Asia has always been looked at by outsiders as the land of mystic magic, serine breath taking beauty, and the harmonious central key to getting in touch with the spiritual side of humanity. However there is more to this large sub-continent then what meets the eye at first glance.
The AIDS virus has been silently threatening all of Asia. Its spread is rapid and deadly. One in four new infections occur in Asia every day. 1,500 persons effected with the virus die here every day. What is extremely alarming is that the disease has already spread into several provinces of the world's most populated country - China. India too is not far behind; it's name and presently the top in the list of Asia's affected countries.
The UN estimates that 8.2 million people are infected with the human immunodeficiency virus (HIV) in Asia. And about 5.1 million of them are from India. The Chinese government in a report said that there are as many as 840,000 patients in China suffering from the infection. These figures are staggering when we look at them worldwide. Approximately 39 million people have HIV/AIDS, including 25 million in sub-Saharan Africa.
In Asia, the AIDS epidemic is still mainly affecting the vulnerable groups such as injecting drug users, the sex workers and the homosexuals. However, it is now slowly finding its way into the general population.

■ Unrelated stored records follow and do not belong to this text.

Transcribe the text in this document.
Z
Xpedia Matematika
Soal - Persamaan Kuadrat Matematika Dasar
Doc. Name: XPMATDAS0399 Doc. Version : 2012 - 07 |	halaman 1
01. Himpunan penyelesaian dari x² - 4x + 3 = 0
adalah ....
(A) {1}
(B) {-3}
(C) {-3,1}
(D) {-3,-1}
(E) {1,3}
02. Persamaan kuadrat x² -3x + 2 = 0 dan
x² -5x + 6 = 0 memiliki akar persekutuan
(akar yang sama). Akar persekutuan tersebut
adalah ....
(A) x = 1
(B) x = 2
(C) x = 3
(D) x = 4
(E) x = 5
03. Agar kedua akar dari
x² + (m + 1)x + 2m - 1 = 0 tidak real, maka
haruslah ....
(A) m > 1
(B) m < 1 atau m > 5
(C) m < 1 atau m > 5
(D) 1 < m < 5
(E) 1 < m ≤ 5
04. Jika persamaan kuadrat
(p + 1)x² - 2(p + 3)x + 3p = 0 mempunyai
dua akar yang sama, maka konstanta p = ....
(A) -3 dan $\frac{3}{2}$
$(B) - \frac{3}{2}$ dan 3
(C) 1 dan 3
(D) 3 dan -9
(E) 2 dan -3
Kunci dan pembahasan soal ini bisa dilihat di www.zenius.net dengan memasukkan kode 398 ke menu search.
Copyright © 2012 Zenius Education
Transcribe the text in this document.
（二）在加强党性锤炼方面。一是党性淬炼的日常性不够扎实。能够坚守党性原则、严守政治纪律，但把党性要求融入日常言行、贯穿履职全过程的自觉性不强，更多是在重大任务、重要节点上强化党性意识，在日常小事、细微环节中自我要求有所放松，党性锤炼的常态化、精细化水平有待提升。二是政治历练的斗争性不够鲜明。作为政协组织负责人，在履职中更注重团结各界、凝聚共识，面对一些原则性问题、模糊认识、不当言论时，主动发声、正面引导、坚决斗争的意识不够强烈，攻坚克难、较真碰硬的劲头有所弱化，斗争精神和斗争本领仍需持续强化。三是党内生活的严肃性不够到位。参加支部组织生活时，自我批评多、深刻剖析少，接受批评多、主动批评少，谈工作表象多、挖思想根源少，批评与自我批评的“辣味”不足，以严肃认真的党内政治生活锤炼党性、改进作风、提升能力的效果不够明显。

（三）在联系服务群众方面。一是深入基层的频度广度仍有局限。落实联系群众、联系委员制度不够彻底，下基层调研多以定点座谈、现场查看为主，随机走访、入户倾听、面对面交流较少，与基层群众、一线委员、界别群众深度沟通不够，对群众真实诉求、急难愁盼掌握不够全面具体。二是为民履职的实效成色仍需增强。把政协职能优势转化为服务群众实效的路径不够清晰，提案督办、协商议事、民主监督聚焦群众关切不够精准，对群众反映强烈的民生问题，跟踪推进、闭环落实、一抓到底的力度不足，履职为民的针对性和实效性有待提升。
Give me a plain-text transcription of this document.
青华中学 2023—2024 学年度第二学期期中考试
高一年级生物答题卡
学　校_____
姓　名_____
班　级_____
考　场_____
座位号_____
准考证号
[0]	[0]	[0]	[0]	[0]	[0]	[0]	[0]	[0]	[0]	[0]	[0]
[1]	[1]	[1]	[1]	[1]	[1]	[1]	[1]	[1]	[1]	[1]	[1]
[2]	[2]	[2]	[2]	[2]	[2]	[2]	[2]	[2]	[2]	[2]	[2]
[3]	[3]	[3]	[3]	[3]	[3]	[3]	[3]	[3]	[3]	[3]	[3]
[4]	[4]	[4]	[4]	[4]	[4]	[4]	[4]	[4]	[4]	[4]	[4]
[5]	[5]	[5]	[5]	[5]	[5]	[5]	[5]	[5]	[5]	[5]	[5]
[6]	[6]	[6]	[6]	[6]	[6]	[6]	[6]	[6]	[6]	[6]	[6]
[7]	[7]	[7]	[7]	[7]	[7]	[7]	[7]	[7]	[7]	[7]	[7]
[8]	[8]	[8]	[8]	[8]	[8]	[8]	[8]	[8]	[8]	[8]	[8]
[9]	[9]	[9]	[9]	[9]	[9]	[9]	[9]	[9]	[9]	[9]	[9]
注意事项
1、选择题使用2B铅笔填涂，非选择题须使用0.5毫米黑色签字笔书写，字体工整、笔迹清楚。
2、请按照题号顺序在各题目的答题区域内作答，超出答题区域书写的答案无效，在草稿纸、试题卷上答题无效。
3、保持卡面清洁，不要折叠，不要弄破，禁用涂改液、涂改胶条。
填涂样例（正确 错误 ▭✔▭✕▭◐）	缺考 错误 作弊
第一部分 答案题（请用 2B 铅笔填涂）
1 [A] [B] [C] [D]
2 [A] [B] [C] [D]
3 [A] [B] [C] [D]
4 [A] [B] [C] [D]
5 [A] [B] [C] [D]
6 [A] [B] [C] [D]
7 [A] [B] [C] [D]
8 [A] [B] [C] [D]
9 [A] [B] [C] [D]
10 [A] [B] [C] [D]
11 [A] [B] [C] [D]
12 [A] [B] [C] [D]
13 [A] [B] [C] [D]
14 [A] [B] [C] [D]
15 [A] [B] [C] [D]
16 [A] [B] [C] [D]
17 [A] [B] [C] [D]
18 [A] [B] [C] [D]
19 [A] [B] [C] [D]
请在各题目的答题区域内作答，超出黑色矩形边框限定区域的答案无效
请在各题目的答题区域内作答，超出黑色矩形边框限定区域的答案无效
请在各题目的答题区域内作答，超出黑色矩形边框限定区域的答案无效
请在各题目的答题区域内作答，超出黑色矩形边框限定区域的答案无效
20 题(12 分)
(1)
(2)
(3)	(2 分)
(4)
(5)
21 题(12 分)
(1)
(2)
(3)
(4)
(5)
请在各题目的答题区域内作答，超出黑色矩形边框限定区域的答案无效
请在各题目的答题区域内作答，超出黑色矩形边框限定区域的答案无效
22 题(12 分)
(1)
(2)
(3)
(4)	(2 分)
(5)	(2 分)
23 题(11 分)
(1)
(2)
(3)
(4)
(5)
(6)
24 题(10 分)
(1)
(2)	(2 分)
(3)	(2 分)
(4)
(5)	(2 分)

When looking at the larger picture it is clear that the failure to fight the AIDS virus will definitely affect the Asian economy on a large scale. The UN has warned that by 2010, 12 million people are likely to be infected with HIV in Asia alone and it is estimated that a loss of $29 billion would have to be faced by the Asian economies.
It is high time the governing bodies of the Asian countries take strong steps to fight the infection, which may wipe out a large chunk of their population. The Governments are required to face up and deal with the controversial topics of having sex workers, drug users and homosexuals as part of their population. Not looking or dealing with the problem will not make it go away, but make it escalade into something which will finally become uncontrollable.
The Asian continent has a very large uneducated population, which are still not aware of what AIDS, how it spread and what can be done to stop it from spreading. However with the help of government programs, strong campaigns and reaching out to the rural districts on scales that only the government bodies can succeed in doing, it is possible to tackle this epidemic. Its high time, we Asians look at giving a better Asia to our children. And perhaps the time is now that we as individual educate our selves first on the AIDS virus and not think it can't happen to us.